What does the Road Ahead look like for you?
For the services we provide at UTMB, the Road Ahead must adapt to delivering services at multiple sites with consistent quality. That will mean we need to better define the services needed by our customers. We’ll also need to focus on making sure our workforce has multiple skill sets to address a broader array of customer needs. On the personal front, the Road Ahead for me includes higher delegation of duties at UTMB and getting more time with family. Hard work alone will not allow us to meet goals—we need to approach them with a balanced plan of sweat, creativity and personal downtime.

UTMB is growing at an astronomical rate with the new Jennie Sealy Hospital nearing completion, as well as campuses and clinics on the mainland popping up. What are some of the biggest challenges you face when it comes to managing the institution’s growth?

Our biggest issue will be recruiting and retaining human talent.
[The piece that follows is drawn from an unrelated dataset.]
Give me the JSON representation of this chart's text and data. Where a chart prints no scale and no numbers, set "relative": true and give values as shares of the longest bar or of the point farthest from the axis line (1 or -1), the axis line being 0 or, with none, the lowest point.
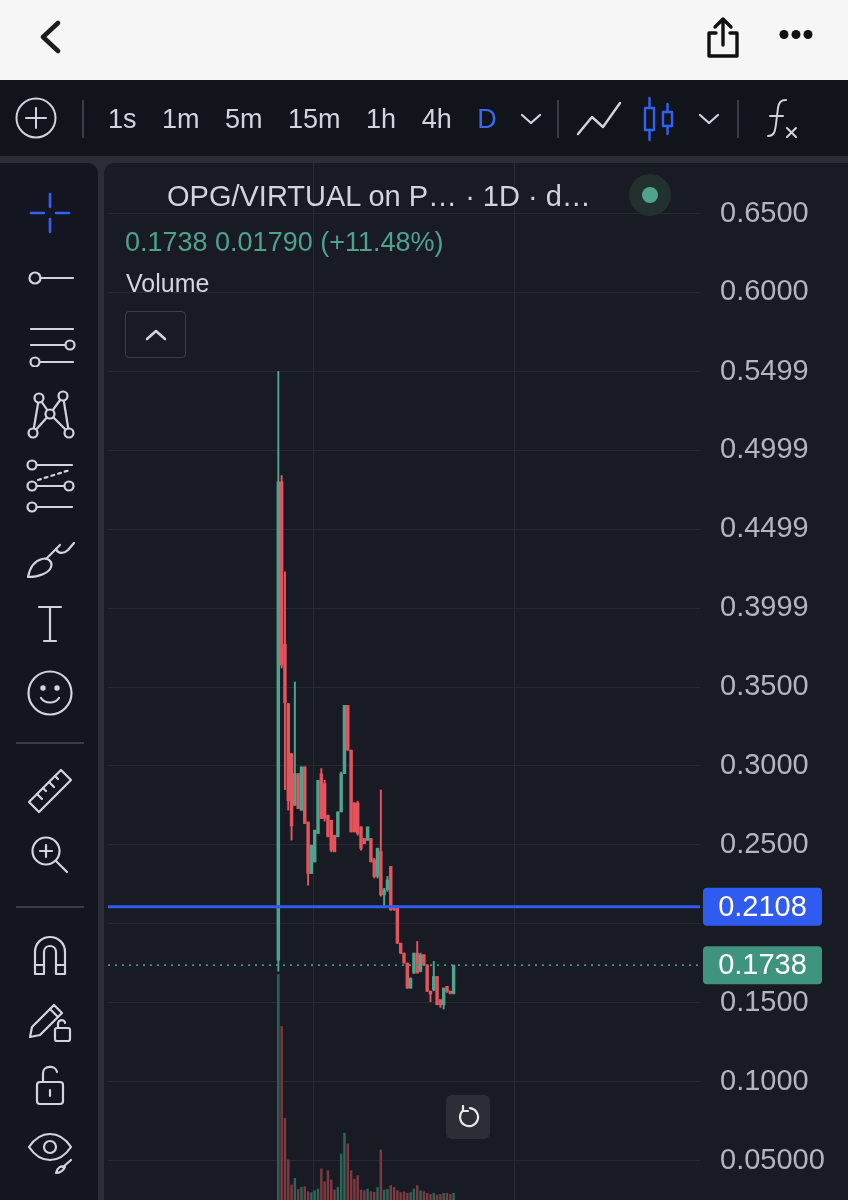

With a major portion of our workforce due to retire in the next few years, we have a need to pass on institutional knowledge and to grow into new services for our varied customers and technologies.

You’ve been at UTMB since 1993—did you ever dream we’d be where we are today?
No. I am a planner by nature and my plan was to be at UTMB for five to seven years and then move on to another academic medical center. Then I met my wife Beth and found a great church. The “adjustment” to my plan was made easy since UTMB is a great place to work and Galveston is a great place to live. The challenges that have continued to come at us have kept my interest high and have allowed for a very fulfilling professional experience.

What do you enjoy most about your job?
I tell people that I have the best job at UTMB. The role oversees infrastructure and services that are critical to our daily operational success and at the same time includes interaction with our faculty and staff to understand the needs of new programs and the development of strategic plans for each of our missions. If I need to get away from my desk, I can simply take a walk around campus and most people think I am working!

What do you like to do when you’re not at work?
Beth and I enjoy walking a great deal. We try to get out there every day and sometimes twice! I find it a great time to share issues and get some fresh air since most of my workday is spent inside. I also enjoy reading and am currently reading the biography of John Adams.

What is the one thing most people don’t know about you?
That even though I spend my day in meetings, I am an introvert and that it takes a huge amount of my energy to be with groups (hence the walking and reading when I get home).

What’s something you’ve always wanted to do but have not done yet?
I have been blessed to be able to travel and see a fair amount of the world with some early help from the U.S. Marine Corps and lately with the encouragement of my co-traveler Beth! My goal is more about time—time to enjoy the families of our grown children who stretch from Florida to Nebraska to Texas. And time to take the grandkids on some outings.